Yup - I am 67 and I was so young that I barely remember them on our trips to/from the coast, but I do remember them. I think I remember some from my teens (?) at the mills in the Lyons/Mill City area, but I think they mostly went out of use in the early 70s or before.
 
Lmao. I thought this was a pacific northwest forum. Ya'll must be a bunch of cubicle dwellers. Sorry, I worked in the woods my whole life, my paycheck still comes from natural resource extraction. Go check out Hancock timber resources group, they own vast acreage of timberland in eastern Oregon, Washington, Idaho and Montana,. Go drive through their lands, then drive through blm or forest service land, one is being managed for timber production, the others are a fire waiting to happen.
 
Lmao.
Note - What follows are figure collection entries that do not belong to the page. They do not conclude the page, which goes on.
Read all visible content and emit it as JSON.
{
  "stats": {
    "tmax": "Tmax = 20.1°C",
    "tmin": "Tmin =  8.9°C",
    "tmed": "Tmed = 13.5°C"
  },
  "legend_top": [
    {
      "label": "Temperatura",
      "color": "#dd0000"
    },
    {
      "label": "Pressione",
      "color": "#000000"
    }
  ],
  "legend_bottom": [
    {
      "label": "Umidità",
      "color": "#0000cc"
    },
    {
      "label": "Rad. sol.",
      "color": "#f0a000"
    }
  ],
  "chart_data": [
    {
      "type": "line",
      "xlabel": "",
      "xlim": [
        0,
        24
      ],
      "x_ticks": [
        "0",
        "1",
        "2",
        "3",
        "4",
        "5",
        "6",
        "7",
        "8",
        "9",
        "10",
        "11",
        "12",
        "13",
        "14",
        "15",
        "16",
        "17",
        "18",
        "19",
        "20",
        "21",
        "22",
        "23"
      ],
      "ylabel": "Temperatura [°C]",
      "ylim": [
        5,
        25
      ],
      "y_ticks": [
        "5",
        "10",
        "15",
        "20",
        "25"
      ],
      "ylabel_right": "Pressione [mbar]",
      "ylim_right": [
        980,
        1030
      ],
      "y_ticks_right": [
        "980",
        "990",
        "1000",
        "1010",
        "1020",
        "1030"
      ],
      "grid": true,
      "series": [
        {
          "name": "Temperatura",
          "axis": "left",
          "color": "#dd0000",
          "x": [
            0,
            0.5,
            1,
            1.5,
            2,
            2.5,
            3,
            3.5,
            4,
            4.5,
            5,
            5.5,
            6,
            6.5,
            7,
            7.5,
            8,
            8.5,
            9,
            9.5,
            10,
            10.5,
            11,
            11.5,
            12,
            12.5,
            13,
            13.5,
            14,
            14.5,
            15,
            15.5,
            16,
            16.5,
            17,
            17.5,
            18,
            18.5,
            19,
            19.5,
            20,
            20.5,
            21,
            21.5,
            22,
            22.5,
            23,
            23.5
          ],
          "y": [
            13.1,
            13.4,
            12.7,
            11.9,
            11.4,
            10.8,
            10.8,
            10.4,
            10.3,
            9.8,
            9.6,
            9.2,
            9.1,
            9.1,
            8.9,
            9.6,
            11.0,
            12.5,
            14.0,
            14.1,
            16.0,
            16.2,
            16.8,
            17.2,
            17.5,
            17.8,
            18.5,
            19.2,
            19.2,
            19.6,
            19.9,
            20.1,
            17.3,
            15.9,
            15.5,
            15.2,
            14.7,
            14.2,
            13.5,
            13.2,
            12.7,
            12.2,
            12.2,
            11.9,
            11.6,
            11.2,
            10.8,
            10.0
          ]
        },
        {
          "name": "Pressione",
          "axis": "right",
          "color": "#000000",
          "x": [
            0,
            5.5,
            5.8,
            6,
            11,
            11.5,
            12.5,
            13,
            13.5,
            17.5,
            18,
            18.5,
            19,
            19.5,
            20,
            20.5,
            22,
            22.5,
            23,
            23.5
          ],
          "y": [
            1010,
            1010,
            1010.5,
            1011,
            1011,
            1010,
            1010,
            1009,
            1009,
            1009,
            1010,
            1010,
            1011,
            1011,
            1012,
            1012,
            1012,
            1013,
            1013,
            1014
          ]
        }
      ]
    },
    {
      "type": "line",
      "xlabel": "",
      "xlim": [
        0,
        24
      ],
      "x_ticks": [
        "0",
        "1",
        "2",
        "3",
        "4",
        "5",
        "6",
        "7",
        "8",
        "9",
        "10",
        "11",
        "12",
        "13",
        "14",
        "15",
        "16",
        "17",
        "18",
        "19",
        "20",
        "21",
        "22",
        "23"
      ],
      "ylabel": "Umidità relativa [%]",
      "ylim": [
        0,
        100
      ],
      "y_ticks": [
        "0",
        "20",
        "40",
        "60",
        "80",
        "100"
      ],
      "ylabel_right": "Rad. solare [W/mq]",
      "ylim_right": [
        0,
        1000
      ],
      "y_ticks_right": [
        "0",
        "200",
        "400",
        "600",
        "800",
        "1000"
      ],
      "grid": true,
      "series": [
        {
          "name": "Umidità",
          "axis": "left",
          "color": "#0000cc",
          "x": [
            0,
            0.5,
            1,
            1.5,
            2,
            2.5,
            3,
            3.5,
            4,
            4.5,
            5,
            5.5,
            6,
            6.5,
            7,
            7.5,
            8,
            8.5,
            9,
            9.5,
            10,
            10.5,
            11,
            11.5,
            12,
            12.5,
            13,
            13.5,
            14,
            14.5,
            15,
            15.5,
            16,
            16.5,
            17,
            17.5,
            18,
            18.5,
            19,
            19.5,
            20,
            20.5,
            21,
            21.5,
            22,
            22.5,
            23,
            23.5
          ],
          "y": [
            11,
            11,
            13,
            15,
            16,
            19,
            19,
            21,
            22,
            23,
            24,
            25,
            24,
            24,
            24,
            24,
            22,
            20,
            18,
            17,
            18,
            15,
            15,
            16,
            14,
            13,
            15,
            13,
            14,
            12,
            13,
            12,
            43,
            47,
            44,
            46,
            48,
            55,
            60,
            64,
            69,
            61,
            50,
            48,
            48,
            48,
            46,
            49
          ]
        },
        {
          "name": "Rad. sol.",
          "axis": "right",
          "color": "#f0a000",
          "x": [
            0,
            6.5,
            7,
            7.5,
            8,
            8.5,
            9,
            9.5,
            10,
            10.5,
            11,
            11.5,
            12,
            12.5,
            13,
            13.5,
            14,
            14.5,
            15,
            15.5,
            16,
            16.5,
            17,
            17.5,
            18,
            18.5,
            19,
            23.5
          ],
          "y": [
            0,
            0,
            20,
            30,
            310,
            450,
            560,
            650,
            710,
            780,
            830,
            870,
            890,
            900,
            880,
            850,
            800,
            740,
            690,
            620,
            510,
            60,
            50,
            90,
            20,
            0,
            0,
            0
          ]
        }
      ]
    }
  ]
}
I thought this was a pacific northwest forum. Ya'll must be a bunch of cubicle dwellers. Sorry, I worked in the woods my whole life, my paycheck still comes from natural resource extraction. Go check out Hancock timber resources group, they own vast acreage of timberland in eastern Oregon, Washington, Idaho and Montana,. Go drive through their lands, then drive through blm or forest service land, one is being managed for timber production, the others are a fire waiting to happen.
In case you didn't glean it from my posts, I am a timberland owner.